快速CUDA推力定制比较运算符 [英] fast CUDA thrust custom comparison operator
问题描述
我正在评估CUDA,目前使用Thrust库对数字进行排序。
我想为thrust :: sort创建自己的比较器,下来drammically!
我只需从 functional.h 中复制代码即可创建自己的较少实现。
- 默认比较器:thrust :: less() - 94 ms
- 我自己的比较器:less() - 906
我使用Visual Studio 2010.我应该怎么做才能获得与选项1相同的性能?
完成代码:
#include< stdio.h>
#include< cuda.h>
#include< thrust / host_vector.h>
#include< thrust / device_vector.h>
#include< thrust / generate.h>
#include< thrust / sort.h>
int myRand()
{
static int counter = 0;
if(counter ++%10000 == 0)
srand(time(NULL)+ counter);
return(rand()<< 16)| rand();
}
template< typename T>
struct less:public thrust :: binary_function< T,T,bool>
{
__host__ __device__ bool operator()(const T& lhs,const T& rhs)const {
return lhs& rhs;
}
};
int main()
{
thrust :: host_vector< int> h_vec(10 * 1000 * 1000);
thrust :: generate(h_vec.begin(),h_vec.end(),myRand);
thrust :: device_vector< int> d_vec = h_vec;
int clc = clock();
thrust :: sort(d_vec.begin(),d_vec.end(),less< int>());
printf(%dms\\\
,(clock() - clc)* 1000 / CLOCKS_PER_SEC);
return 0;
}
解决方案性能上的差异是因为Thrust根据提供给
thrust :: sort
的参数实现不同算法的排序。
在情况1中,Thrust可以证明该排序可以在具有基数排序的线性时间中实现。这是因为要排序的数据类型是内置的数字类型(
int
),比较函数是内置的小于操作 - Thrust识别thrust :: less< int>
将产生与x <
在情况2中,Thrust不了解您的用户提供的
less< int>
,并且必须使用基于具有不同渐近复杂度的比较排序的更保守的算法,即使事实上更少< int>
code> thrust :: less< int> 。
一般来说,用户定义的比较运算符不能与更多限制性,更快的排序,其操纵数据的二进制表示,例如基数排序。在这些情况下,Thrust可以退回更一般的,但排序较慢。
I'm evaluating CUDA and currently using Thrust library to sort numbers.
I'd like to create my own comparer for thrust::sort, but it slows down drammatically! I created my own less implemetation by just copying code from functional.h. However it seems to be compiled in some other way and works very slowly.
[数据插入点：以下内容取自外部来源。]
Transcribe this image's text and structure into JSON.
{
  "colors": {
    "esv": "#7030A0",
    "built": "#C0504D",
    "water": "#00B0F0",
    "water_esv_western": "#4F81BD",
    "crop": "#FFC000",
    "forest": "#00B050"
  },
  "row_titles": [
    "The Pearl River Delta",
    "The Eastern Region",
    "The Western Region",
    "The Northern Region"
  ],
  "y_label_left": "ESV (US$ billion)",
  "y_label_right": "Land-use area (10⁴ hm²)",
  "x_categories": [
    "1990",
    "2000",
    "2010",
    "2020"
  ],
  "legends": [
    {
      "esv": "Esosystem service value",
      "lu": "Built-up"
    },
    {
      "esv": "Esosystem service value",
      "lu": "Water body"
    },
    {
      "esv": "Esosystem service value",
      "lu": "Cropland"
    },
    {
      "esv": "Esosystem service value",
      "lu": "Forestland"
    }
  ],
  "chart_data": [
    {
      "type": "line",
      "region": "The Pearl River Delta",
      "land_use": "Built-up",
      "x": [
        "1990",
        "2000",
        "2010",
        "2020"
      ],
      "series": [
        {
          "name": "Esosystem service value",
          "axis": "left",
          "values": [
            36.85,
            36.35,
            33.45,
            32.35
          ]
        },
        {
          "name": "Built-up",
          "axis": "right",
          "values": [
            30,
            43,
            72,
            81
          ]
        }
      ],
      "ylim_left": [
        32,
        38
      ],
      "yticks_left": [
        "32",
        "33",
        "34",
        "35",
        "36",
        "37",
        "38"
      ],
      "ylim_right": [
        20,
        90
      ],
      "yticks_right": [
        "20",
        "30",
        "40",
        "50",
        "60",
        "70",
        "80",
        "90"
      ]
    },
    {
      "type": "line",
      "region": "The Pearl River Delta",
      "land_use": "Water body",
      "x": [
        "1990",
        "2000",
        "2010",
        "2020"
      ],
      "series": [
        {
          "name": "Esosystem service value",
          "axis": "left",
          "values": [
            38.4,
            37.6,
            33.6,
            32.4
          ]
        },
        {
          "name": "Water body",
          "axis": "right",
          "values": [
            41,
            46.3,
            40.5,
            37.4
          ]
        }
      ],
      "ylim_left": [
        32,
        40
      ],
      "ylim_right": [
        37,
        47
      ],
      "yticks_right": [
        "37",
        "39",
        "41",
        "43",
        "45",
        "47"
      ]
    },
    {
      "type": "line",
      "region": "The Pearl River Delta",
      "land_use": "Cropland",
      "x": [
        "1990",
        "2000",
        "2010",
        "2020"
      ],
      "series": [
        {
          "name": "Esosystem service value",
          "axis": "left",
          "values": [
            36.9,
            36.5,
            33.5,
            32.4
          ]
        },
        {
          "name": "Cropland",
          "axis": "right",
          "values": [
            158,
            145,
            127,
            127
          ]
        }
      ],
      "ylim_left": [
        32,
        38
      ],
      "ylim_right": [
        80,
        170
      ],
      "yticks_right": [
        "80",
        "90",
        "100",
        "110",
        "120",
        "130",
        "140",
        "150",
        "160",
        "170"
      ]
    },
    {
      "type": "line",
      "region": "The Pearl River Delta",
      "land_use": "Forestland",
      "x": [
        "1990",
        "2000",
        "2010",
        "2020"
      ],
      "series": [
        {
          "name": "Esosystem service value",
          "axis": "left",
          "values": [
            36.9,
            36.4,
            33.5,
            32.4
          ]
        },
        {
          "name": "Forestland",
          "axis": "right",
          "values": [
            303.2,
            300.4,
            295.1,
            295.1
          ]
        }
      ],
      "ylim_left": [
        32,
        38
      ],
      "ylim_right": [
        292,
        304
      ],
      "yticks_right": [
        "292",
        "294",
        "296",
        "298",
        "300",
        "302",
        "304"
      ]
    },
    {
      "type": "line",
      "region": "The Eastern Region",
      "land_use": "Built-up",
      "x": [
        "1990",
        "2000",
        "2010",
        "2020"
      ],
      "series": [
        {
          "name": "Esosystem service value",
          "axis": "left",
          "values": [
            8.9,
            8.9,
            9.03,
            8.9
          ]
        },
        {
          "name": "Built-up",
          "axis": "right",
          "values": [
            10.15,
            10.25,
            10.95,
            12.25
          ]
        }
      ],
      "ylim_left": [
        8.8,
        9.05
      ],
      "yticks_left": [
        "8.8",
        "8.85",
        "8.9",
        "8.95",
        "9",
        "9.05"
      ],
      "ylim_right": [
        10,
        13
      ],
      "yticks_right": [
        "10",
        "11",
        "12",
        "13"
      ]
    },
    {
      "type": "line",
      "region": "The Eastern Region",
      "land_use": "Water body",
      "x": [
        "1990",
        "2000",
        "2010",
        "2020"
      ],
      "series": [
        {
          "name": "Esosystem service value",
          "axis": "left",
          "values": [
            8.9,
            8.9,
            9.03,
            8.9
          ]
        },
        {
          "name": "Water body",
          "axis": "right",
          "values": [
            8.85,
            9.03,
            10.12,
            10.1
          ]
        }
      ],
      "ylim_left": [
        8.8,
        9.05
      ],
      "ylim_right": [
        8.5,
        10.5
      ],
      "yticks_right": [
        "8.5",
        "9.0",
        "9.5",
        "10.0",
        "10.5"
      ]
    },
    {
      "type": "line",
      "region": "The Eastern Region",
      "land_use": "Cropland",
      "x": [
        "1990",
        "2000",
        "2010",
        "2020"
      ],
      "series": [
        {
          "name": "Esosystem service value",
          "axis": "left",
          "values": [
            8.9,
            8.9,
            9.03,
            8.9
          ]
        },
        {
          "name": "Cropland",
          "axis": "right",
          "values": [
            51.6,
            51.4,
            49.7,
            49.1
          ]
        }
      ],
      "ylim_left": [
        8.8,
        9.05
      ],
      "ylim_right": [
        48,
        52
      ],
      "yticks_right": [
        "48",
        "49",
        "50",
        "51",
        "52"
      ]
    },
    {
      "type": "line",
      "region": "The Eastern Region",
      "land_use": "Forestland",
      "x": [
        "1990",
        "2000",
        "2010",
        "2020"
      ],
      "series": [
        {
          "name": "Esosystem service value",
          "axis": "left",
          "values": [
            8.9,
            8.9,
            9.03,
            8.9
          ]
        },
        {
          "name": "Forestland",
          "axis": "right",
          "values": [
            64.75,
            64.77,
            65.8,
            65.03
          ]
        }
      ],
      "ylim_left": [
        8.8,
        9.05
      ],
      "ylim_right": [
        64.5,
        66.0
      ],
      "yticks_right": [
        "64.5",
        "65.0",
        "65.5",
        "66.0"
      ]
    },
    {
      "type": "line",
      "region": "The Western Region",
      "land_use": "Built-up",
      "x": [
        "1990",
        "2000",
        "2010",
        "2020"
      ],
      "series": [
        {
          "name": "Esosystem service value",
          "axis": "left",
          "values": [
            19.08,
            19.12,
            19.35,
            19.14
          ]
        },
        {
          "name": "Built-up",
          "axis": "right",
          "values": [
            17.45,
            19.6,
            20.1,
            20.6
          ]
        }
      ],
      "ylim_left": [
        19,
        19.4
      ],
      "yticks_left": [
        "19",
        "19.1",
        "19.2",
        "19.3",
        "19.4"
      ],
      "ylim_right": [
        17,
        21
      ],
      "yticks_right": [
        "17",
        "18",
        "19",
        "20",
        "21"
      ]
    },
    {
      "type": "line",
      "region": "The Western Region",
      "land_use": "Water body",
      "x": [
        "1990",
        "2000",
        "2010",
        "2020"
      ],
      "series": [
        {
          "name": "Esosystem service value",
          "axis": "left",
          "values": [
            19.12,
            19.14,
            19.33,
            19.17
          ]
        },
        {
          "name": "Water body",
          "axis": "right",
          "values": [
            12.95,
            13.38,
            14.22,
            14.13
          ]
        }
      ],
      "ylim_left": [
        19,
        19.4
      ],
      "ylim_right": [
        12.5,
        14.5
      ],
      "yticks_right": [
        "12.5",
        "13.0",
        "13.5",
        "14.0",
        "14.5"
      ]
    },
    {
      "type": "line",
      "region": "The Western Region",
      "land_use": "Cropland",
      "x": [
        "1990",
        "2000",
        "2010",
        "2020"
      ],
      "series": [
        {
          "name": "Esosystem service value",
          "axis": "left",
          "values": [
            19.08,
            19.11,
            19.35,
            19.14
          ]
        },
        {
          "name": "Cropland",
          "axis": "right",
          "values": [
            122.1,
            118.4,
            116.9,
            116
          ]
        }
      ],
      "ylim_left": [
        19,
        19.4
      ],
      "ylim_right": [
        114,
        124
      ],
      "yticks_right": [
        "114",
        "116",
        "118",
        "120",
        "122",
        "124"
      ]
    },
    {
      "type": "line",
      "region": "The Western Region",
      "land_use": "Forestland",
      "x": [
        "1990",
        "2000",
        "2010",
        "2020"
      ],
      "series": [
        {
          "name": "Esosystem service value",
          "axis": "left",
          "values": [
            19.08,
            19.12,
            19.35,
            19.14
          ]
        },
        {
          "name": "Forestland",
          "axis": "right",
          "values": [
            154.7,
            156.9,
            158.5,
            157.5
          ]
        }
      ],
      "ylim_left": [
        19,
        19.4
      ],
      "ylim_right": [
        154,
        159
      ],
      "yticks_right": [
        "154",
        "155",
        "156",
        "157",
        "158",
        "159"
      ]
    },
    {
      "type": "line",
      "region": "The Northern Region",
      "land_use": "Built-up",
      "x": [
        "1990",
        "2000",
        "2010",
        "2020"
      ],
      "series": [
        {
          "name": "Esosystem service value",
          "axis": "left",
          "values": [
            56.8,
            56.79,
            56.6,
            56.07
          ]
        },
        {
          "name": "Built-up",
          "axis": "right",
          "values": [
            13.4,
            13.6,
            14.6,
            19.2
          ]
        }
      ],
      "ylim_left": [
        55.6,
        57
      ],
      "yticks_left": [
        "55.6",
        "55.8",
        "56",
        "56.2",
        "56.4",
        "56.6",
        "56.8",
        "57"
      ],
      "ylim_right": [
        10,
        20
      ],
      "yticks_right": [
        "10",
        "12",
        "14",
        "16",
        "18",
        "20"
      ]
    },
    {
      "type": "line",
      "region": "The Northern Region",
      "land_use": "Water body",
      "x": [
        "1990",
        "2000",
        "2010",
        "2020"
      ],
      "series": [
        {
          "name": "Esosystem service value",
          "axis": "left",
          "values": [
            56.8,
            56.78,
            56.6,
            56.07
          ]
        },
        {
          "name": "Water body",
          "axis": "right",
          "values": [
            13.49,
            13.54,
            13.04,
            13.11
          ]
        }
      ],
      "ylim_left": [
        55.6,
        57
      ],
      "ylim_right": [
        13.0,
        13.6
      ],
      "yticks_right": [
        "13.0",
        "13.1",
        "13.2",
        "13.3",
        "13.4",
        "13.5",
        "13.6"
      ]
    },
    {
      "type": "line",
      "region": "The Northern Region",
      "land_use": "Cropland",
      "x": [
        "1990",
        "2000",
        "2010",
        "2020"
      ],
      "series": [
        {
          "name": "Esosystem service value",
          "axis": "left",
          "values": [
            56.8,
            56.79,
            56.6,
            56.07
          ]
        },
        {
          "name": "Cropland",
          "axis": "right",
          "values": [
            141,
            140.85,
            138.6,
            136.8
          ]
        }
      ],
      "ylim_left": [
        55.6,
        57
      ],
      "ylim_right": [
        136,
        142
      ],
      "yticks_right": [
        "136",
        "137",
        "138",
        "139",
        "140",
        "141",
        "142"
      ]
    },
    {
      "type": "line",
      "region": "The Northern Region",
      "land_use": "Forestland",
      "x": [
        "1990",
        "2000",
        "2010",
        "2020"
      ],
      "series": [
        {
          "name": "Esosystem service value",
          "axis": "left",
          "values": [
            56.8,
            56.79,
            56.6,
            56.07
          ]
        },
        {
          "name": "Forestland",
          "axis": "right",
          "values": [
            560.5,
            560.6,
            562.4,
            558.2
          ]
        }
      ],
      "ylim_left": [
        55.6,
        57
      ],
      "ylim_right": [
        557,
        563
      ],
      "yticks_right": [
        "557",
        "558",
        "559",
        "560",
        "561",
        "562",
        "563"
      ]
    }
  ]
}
- default comparer: thrust::less() - 94ms
- my own comparer: less() - 906ms
I'm using Visual Studio 2010. What should I do to get the same performance as at option 1?
Complete code:
#include <stdio.h> #include <cuda.h> #include <thrust/host_vector.h> #include <thrust/device_vector.h> #include <thrust/generate.h> #include <thrust/sort.h> int myRand() { static int counter = 0; if ( counter++ % 10000 == 0 ) srand(time(NULL)+counter); return (rand()<<16) | rand(); } template<typename T> struct less : public thrust::binary_function<T,T,bool> { __host__ __device__ bool operator()(const T &lhs, const T &rhs) const { return lhs < rhs; } }; int main() { thrust::host_vector<int> h_vec(10 * 1000 * 1000); thrust::generate(h_vec.begin(), h_vec.end(), myRand); thrust::device_vector<int> d_vec = h_vec; int clc = clock(); thrust::sort(d_vec.begin(), d_vec.end(), less<int>()); printf("%dms\n", (clock()-clc) * 1000 / CLOCKS_PER_SEC); return 0; }
解决方案The reason you are observing a difference in performance is because Thrust is implementing the sort with different algorithms depending on the arguments provided to
thrust::sort
.In case 1., Thrust can prove that the sort can be implemented in linear time with a radix sort. This is because the type of the data to sort is a built-in numeric type (
int
), and the comparison function is the built-in less than operation -- Thrust recognizes thatthrust::less<int>
will produce the equivalent result asx < y
.In case 2., Thrust knows nothing about your user-provided
less<int>
, and has to use a more conservative algorithm based on a comparison sort which has different asymptotic complexity, even though in truth yourless<int>
is equivalent tothrust::less<int>
.In general, user-defined comparison operators can't be used with more restrictive, faster sorts which manipulate the binary representation of data such as radix sort. In these cases, Thrust falls back on a more general, but slower sort.
这篇关于快速CUDA推力定制比较运算符的文章就介绍到这了,希望我们推荐的答案对大家有所帮助,也希望大家多多支持IT屋!